Yeah, dergachev is pointing to one of the cool direct applications of linear algebra to machine learning.

Suppose you are given the data D = (r_1; r_2; r_3) where each row r_i is an n-vector r_i=(a_i1, a_i2, ..., a_in, b_i). Each row consists of some observation data. We want to predict future b_j given the future \vec{a}_j, given that we have seen {r_i}_{i=1...N} (The data set consists of N data rows r_i where both \vec{a}_i and b_i are known).

One simple model for b_j given \vec{a}_i = \vec{a}_i = (a_i1, a_i2, ..., a_in) is a linear model with $n$ parameters m_1,m_2,...,m_n:

   y_m(x_1,...x_n) =  m_1x_1 + m_2x_2 + ... + m_nx^n  =  \vec{m} · \vec{x}

If the model is good then y_m(\vec{a}_i) approximates b_i well.

But startup wisdom dictates that we should measure everything!

Enter error term:

   e_i(\vec{m}) = |y_m(\vec{a}_i)   - b_i|²,

the squared absolute-value of the difference between the model's prediction and the actual output---hence the name error term.

Our goal is to make the sum $S$ of all the error terms as small as possible.

   S(\vec{m}) = \sum_{i=1}^{i=M} e_i(\vec{m})

Note that the "total squared error" is a function of the model parameters \vec{m}.

At this point we have reached a level of complexity that becomes difficult to follow. Linear algebra to the rescue!

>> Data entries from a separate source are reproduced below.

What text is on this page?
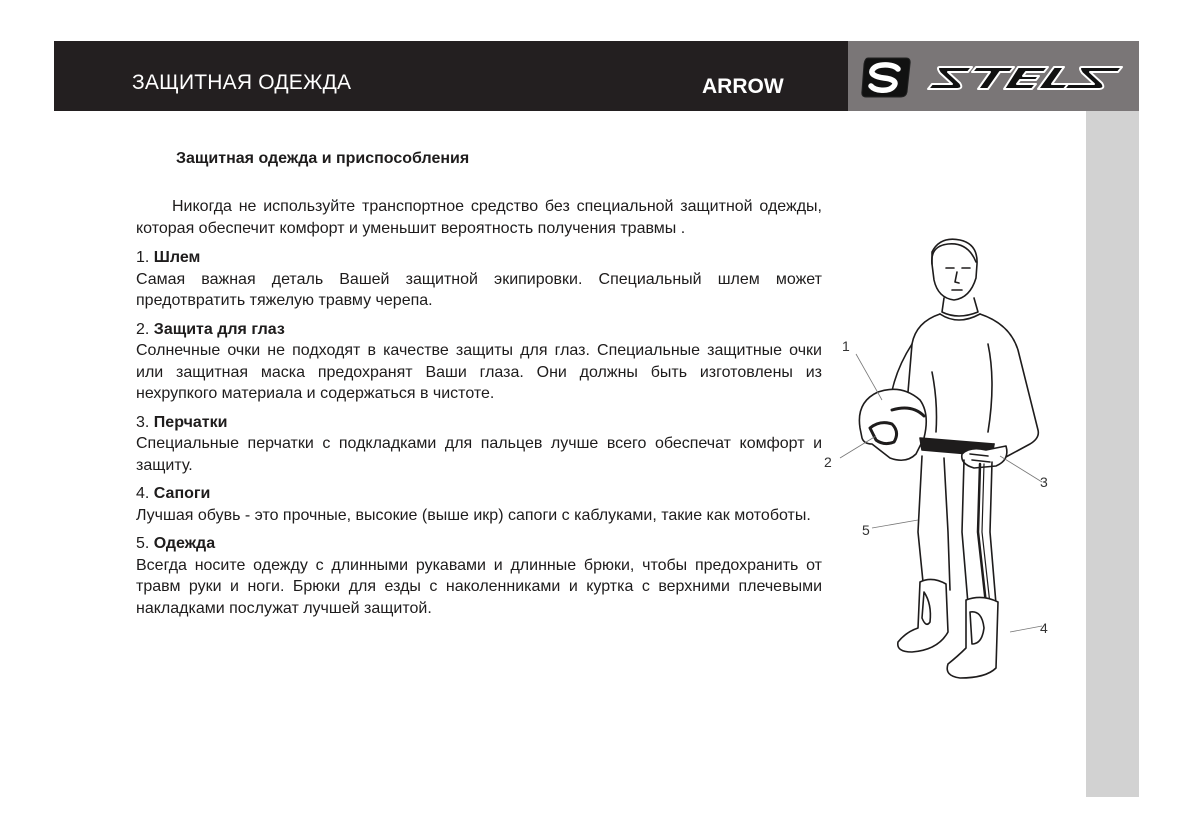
ЗАЩИТНАЯ ОДЕЖДА	ARROW
Защитная одежда и приспособления

Никогда не используйте транспортное средство без специальной защитной одежды, которая обеспечит комфорт и уменьшит вероятность получения травмы .

1. Шлем

Самая важная деталь Вашей защитной экипировки. Специальный шлем может предотвратить тяжелую травму черепа.

2. Защита для глаз

Солнечные очки не подходят в качестве защиты для глаз. Специальные защитные очки или защитная маска предохранят Ваши глаза. Они должны быть изготовлены из нехрупкого материала и содержаться в чистоте.

3. Перчатки

Специальные перчатки с подкладками для пальцев лучше всего обеспечат комфорт и защиту.

4. Сапоги

Лучшая обувь - это прочные, высокие (выше икр) сапоги с каблуками, такие как мотоботы.

5. Одежда

Всегда носите одежду с длинными рукавами и длинные брюки, чтобы предохранить от травм руки и ноги. Брюки для езды с наколенниками и куртка с верхними плечевыми накладками послужат лучшей защитой.

1
2
3
4
5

We can express the "vector prediction" of the model y_m in "one shot" in terms of the following matrix equation:

  A\vec{m} = \vec{b}

  where A is an N by n matrix  (contains the a_:: part of the data)
  \vec{m} is an n by 1 vector  (model parameters---the unknown)
  \vec{b} is an N by 1 vector  (contains the b_: part of the data)

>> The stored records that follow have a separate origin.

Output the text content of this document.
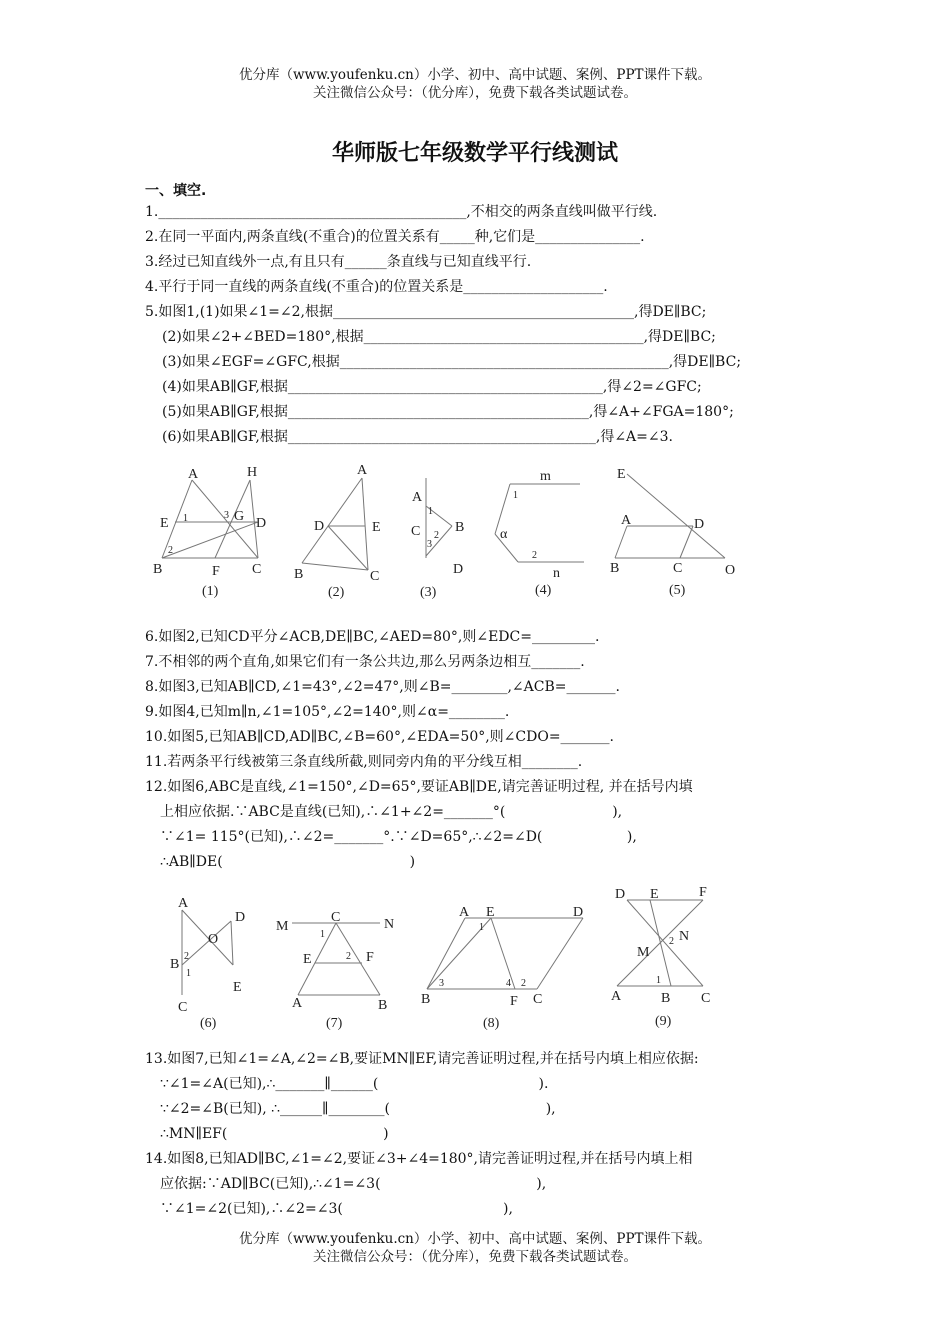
优分库（www.youfenku.cn）小学、初中、高中试题、案例、PPT课件下载。
关注微信公众号：（优分库），免费下载各类试题试卷。
华师版七年级数学平行线测试
一、填空.
1.____________________________________________,不相交的两条直线叫做平行线.
2.在同一平面内,两条直线(不重合)的位置关系有_____种,它们是_______________.
3.经过已知直线外一点,有且只有______条直线与已知直线平行.
4.平行于同一直线的两条直线(不重合)的位置关系是____________________.
5.如图1,(1)如果∠1=∠2,根据___________________________________________,得DE∥BC;
(2)如果∠2+∠BED=180°,根据________________________________________,得DE∥BC;
(3)如果∠EGF=∠GFC,根据_______________________________________________,得DE∥BC;
(4)如果AB∥GF,根据_____________________________________________,得∠2=∠GFC;
(5)如果AB∥GF,根据___________________________________________,得∠A+∠FGA=180°;
(6)如果AB∥GF,根据____________________________________________,得∠A=∠3.
A	H
E 1	3 G D
2
B	F C
(1)
A
D	E
B	C
(2)
A
1
C 2
3
B
D
(3)
m
1
α
2
n
(4)
E
A	D
B	C	O
(5)
6.如图2,已知CD平分∠ACB,DE∥BC,∠AED=80°,则∠EDC=_________.
7.不相邻的两个直角,如果它们有一条公共边,那么另两条边相互_______.
8.如图3,已知AB∥CD,∠1=43°,∠2=47°,则∠B=________,∠ACB=_______.
9.如图4,已知m∥n,∠1=105°,∠2=140°,则∠α=________.
10.如图5,已知AB∥CD,AD∥BC,∠B=60°,∠EDA=50°,则∠CDO=_______.
11.若两条平行线被第三条直线所截,则同旁内角的平分线互相________.
12.如图6,ABC是直线,∠1=150°,∠D=65°,要证AB∥DE,请完善证明过程, 并在括号内填
上相应依据.∵ABC是直线(已知),∴∠1+∠2=_______°(                        ),
∵∠1= 115°(已知),∴∠2=_______°.∵∠D=65°,∴∠2=∠D(                   ),
∴AB∥DE(                                          )
A
D
O
2
B
1
E
C
(6)
M
C	N
1
E	2 F
A	B
(7)
A E	D
1
3	4 2
B	F C
(8)
D E	F
N
2
M
1
A	B C
(9)
13.如图7,已知∠1=∠A,∠2=∠B,要证MN∥EF,请完善证明过程,并在括号内填上相应依据:
∵∠1=∠A(已知),∴_______∥______(                                    ).
∵∠2=∠B(已知), ∴______∥________(                                   ),
∴MN∥EF(                                   )
14.如图8,已知AD∥BC,∠1=∠2,要证∠3+∠4=180°,请完善证明过程,并在括号内填上相
应依据:∵AD∥BC(已知),∴∠1=∠3(                                   ),
∵∠1=∠2(已知),∴∠2=∠3(                                    ),
优分库（www.youfenku.cn）小学、初中、高中试题、案例、PPT课件下载。
关注微信公众号：（优分库），免费下载各类试题试卷。
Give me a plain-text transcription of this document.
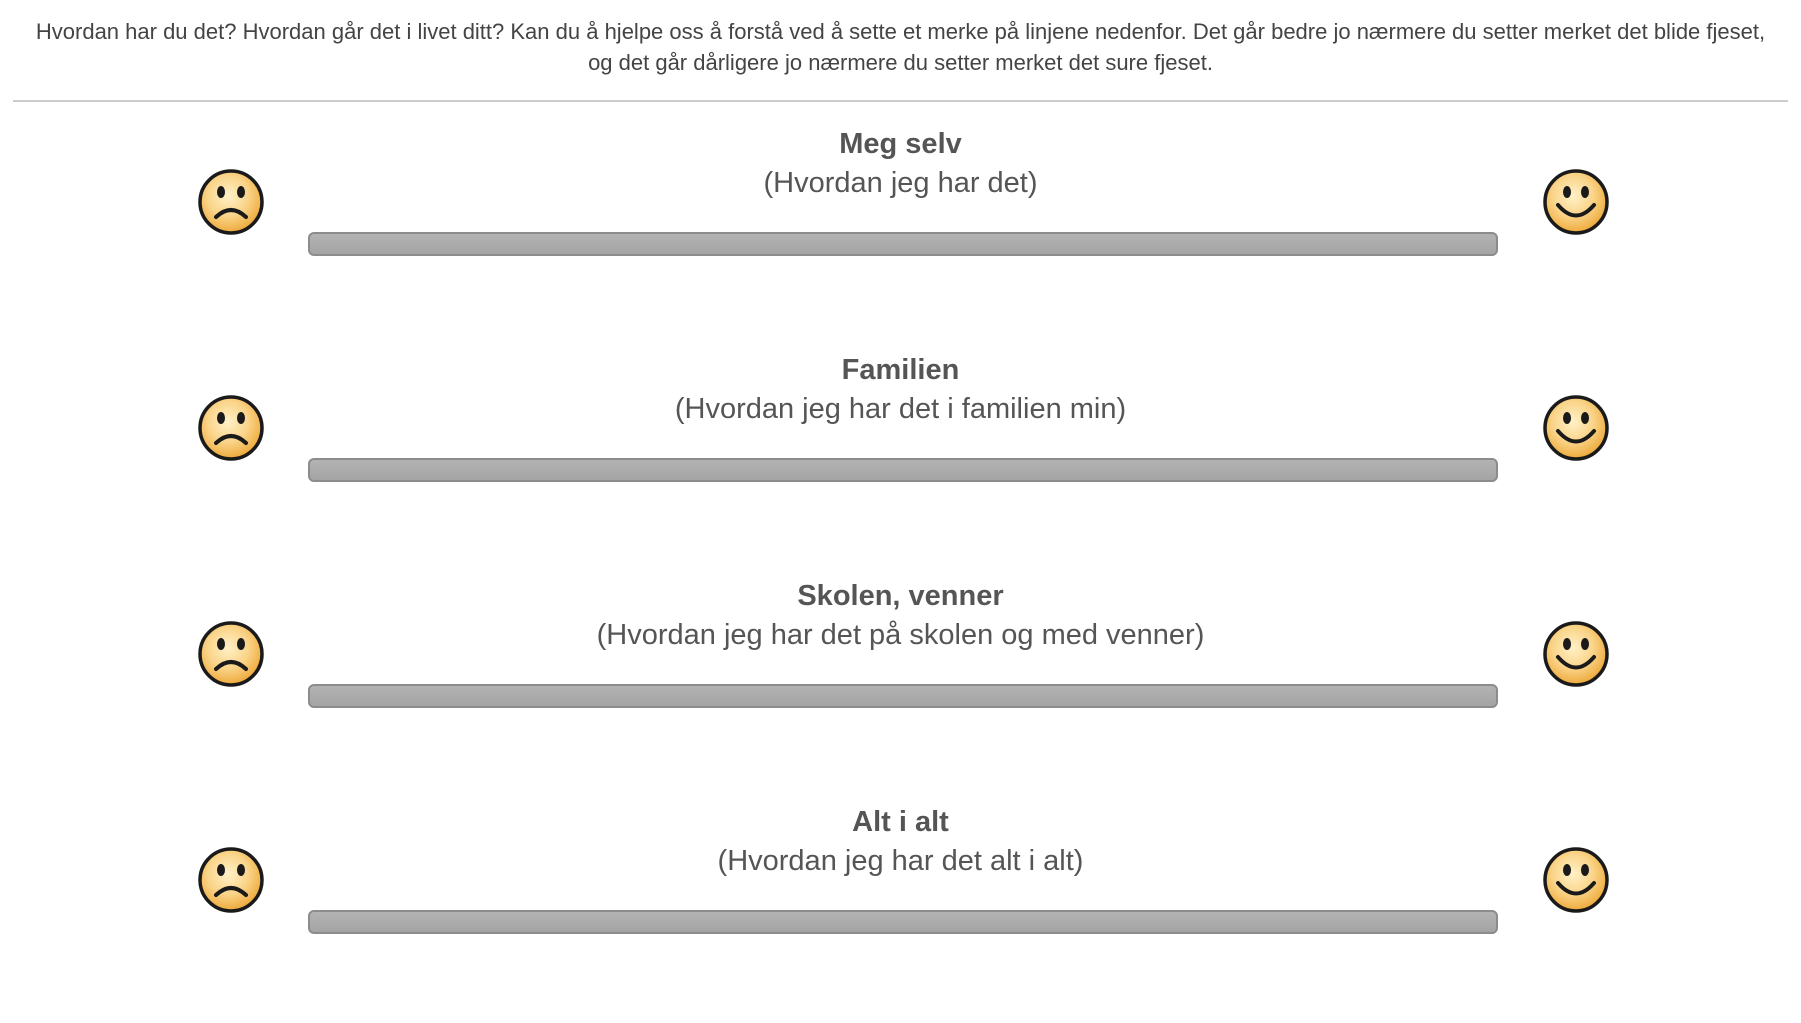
Hvordan har du det? Hvordan går det i livet ditt? Kan du å hjelpe oss å forstå ved å sette et merke på linjene nedenfor. Det går bedre jo nærmere du setter merket det blide fjeset,
og det går dårligere jo nærmere du setter merket det sure fjeset.
Meg selv
(Hvordan jeg har det)
Familien
(Hvordan jeg har det i familien min)
Skolen, venner
(Hvordan jeg har det på skolen og med venner)
Alt i alt
(Hvordan jeg har det alt i alt)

To find \vec{m}, we must solve this matrix equation, however A is not a square matrix: A is a tall skinny matrix N >> n, so there is no A^{-1}.

Okay so we don't have a A^{-1} to throw at the equation A\vec{m}=\vec{b} to cancel the A, but what else could we throw at it. Let's throw A^T at it!

     A^T A \vec{m}  =  A^T \vec{b}
     \   /
       N   (an n by n matrix) 

       N \vec{m}  = A^T \vec{b}

Now the thing to observe is that if N is invertible, then we can find \vec{m} using

        \vec{m}  = N^{-1} A^T \vec{b}

This solution to the problem is known as the "least squares fit" solution (i.e. choice of parameters for the model m_1, m_2, ..., m_n). This name comes from the fact that the vector \vec{m} is equal to the output of the following optimization problem

    \vec{m}   =  minimize S(\vec{m}) over all \vec{m}

Proof: http://en.wikipedia.org/wiki/Linear_least_squares_(mathemati...

Technical detail: the matrix N=A^T*A is invertible if and only if the columns of A are linearly independent.

TL;DR. When you have to do a "linear regression" model of data matrix X and labels \vec{y}, the best (in the sense of least squared error) linear model is \vec{m} = (X^T X)^{-1} X^T \vec{y}.